Fluoxetine is one of the most prescribed psychotropic medications, and is an agent of increasing interest for environmental toxicology. Fish and other aquatic organisms are excellent models to study neuroactive small molecules like fluoxetine. However, prone to variance due to experimental factors, data obtained in these models need to be interpreted with caution, using proper experimental protocols, study designs, validated endpoints as well as well-established models and tests. Choosing the treatment protocol and dose range for fluoxetine and other serotonergic drugs is critical for obtaining valid test results and correct data interpretation. Here we discuss the value of aquatic models to study fluoxetine effects, based on prior high-quality research, and outline the directions of future translational studies in the field. We review fluoxetine-evoked phenotypes in acute vs. chronic protocols, discussing them in the contact of complex role of serotonin in behavioral regulation. We conclude that zebrafish and other aquatic models represent a useful in-vivo tool for fluoxetine pharmacology and (eco)toxicology research.

Introduction

Fluoxetine (Prozac) is a potent psychotropic drug, acting as a selective serotonin reuptake inhibitor (SSRI) to block the plasma membrane serotonin transporter, SERT (Fabbri et al., 2014, Kalueff et al., 2010, Murphy and Lesch, 2008, Stewart et al., 2013). SSRIs are currently the most prescribed psychotropic medications, and fluoxetine is the most commonly used SSRI. Therefore, fluoxetine has rapidly become one of the most important drugs in biomedicine. With the growing number of disorders treated by fluoxetine/SSRIs (from anxiety to depression and obsessions), both the annual intake and the number of patients taking these drugs, are rapidly rising. In addition to desired antidepressant effects, this also results in increased incidence of serotonin toxicity—a potentially lethal toxidrome associated with an overdose and/or combination of serotonergic drugs (Bertorini, 1997, Haberzettl et al., 2013, Kalueff et al., 2008). Paralleling clinical data, multiple experimental animal models, ranging from rodents (Haberzettl et al., 2013, Kalueff et al., 2008, Kalueff et al., 2010) to aquatic species (Egan et al., 2009, Stewart et al., 2013), have been developed to address various aspects of SSRI antidepressant action and toxicity.

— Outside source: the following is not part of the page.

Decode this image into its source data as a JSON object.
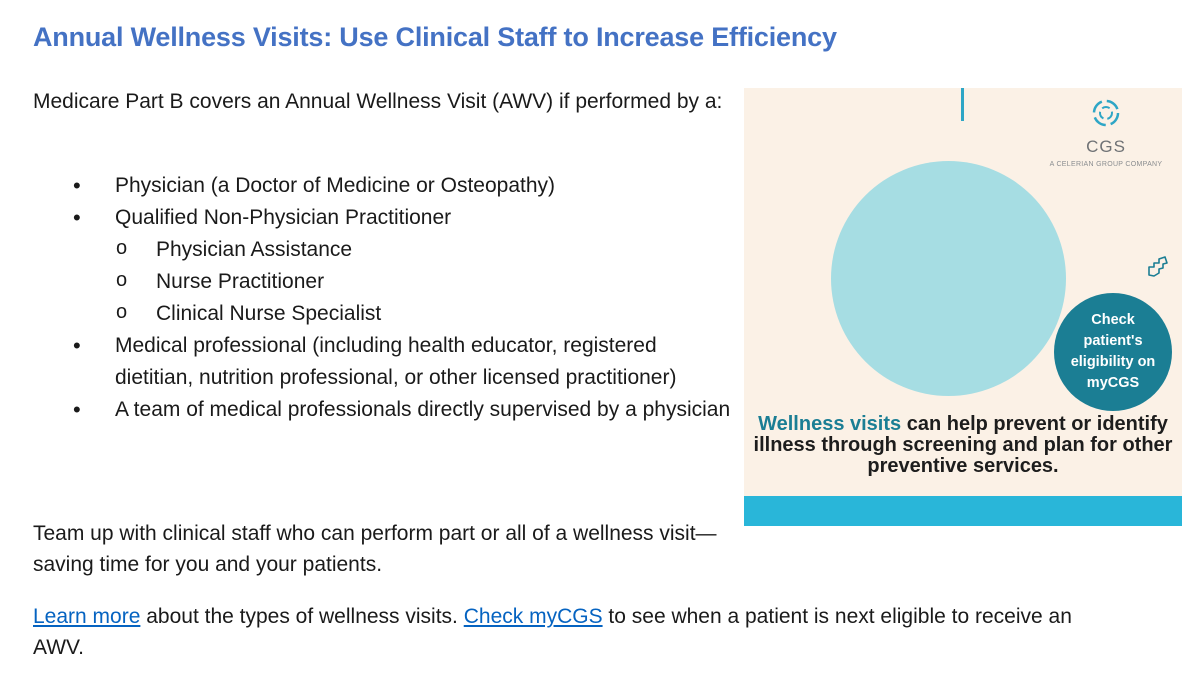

Because of their increasing usage globally, fluoxetine and other SSRIs also represent a growing concern for environmental biology and aquatic toxicology (Brooks, 2014, Clements and Schreck, 2007, Dzieweczynski and Hebert, 2012, Fent et al., 2006, Fernandes et al., 2011, Kohlert et al., 2012, Lajeunesse et al., 2011, Mennigen et al., 2010a, Mennigen et al., 2010b, Mennigen et al., 2011, Morando et al., 2009, Ramirez et al., 2009, Schultz et al., 2010, Schultz et al., 2011, Silva et al., 2014, Sumpter et al., 2014, Sumpter and Margiotta-Casaluci, 2014, Weinberger and Klaper, 2014, Winder et al., 2012).

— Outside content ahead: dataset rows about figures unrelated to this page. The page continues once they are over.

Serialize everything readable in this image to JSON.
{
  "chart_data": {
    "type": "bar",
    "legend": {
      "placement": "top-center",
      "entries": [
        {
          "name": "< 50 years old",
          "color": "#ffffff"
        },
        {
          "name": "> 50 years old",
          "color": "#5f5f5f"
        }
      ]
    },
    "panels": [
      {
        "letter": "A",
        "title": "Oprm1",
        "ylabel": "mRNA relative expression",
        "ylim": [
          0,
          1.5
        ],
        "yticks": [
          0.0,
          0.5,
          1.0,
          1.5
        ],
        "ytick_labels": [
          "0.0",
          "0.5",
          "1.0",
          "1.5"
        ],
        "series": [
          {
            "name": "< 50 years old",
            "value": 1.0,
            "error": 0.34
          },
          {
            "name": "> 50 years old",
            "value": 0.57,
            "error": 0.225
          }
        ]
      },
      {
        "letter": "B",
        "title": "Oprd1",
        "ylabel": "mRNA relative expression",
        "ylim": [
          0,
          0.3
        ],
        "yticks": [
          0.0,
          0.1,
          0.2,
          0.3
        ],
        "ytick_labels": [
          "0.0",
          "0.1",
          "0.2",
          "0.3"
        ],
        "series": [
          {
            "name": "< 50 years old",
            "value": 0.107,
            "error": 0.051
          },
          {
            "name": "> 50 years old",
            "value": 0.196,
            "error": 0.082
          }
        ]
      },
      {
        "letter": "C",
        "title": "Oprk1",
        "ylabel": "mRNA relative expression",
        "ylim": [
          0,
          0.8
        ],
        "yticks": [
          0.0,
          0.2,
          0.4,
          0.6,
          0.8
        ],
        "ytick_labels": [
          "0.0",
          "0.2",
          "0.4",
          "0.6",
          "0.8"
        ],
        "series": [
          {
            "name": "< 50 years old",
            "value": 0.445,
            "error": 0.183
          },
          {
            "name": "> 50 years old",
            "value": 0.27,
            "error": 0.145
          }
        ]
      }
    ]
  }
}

We have read with interest a recent thoughtful paper in this Journal by Sumpter and colleagues, evaluating the potency of fluoxetine in various aquatic species (Sumpter et al., 2014). As we welcome in-depth analyses of pharmacology and toxicology of this drug (Sumpter and Margiotta-Casaluci, 2014), the field may benefit from further critical discussion of this topic.

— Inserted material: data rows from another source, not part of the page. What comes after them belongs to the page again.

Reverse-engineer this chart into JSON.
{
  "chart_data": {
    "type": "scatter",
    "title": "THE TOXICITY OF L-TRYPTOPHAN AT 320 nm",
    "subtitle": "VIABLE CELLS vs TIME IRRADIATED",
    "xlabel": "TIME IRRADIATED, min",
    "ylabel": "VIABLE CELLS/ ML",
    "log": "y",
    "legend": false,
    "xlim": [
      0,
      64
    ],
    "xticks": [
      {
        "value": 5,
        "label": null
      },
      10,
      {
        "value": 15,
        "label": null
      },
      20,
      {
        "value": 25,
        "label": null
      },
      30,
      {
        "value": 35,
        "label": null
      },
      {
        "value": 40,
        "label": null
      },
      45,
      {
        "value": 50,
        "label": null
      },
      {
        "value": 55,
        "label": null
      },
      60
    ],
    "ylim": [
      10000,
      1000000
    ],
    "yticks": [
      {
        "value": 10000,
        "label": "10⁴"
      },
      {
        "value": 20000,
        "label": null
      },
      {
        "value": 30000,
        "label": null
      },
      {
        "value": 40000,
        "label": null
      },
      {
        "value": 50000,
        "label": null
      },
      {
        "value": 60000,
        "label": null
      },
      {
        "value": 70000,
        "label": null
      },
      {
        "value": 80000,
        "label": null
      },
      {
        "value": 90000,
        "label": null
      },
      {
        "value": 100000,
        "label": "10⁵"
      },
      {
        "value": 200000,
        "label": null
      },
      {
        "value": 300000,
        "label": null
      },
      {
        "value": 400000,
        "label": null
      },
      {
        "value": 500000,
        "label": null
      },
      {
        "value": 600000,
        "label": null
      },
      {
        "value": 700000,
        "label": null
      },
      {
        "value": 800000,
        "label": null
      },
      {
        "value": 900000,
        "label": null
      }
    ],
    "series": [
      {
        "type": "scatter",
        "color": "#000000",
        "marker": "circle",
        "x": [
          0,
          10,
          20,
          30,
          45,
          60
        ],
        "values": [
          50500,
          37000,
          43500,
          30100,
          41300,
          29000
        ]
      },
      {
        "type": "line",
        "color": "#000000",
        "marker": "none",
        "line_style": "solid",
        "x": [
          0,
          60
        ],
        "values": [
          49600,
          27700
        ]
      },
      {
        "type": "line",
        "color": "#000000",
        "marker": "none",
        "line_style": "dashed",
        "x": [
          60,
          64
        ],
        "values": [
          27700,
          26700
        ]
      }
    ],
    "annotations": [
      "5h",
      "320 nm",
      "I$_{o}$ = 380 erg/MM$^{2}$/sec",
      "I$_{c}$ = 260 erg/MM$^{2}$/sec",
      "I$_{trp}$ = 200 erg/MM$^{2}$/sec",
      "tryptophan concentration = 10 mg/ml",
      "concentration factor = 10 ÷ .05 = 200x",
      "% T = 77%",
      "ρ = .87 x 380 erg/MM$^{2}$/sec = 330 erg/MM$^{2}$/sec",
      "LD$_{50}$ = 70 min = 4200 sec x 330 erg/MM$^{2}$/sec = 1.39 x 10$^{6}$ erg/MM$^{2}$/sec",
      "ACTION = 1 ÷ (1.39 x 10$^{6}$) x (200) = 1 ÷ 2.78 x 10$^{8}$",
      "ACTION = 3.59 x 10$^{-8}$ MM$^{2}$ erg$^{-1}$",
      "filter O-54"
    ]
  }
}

Our present contribution to this discussion will be limited to zebrafish (Danio rerio), an aquatic vertebrate species we have worked with extensively, testing SSRIs. This species also represents an excellent model for translational neuroscience of complex human brain disorders (Kalueff et al., 2014a, Kalueff et al., 2014b, Stewart et al., 2014), and is particularly useful for studying genetic (Griffiths et al., 2012, Ziv et al., 2012) and pharmacological mechanisms (Nguyen et al., 2014) of depression and antidepressant action. Finally, zebrafish have been suggested as a sensitive in-vivo neurotoxicological and ecotoxicological screen for various serotonergic drugs, including fluoxetine and other SSRIs (Grossman et al., 2010, Maximino et al., 2013a, Neelkantan et al., 2013, Sackerman et al., 2010, Stewart et al., 2011a, Stewart et al., 2013).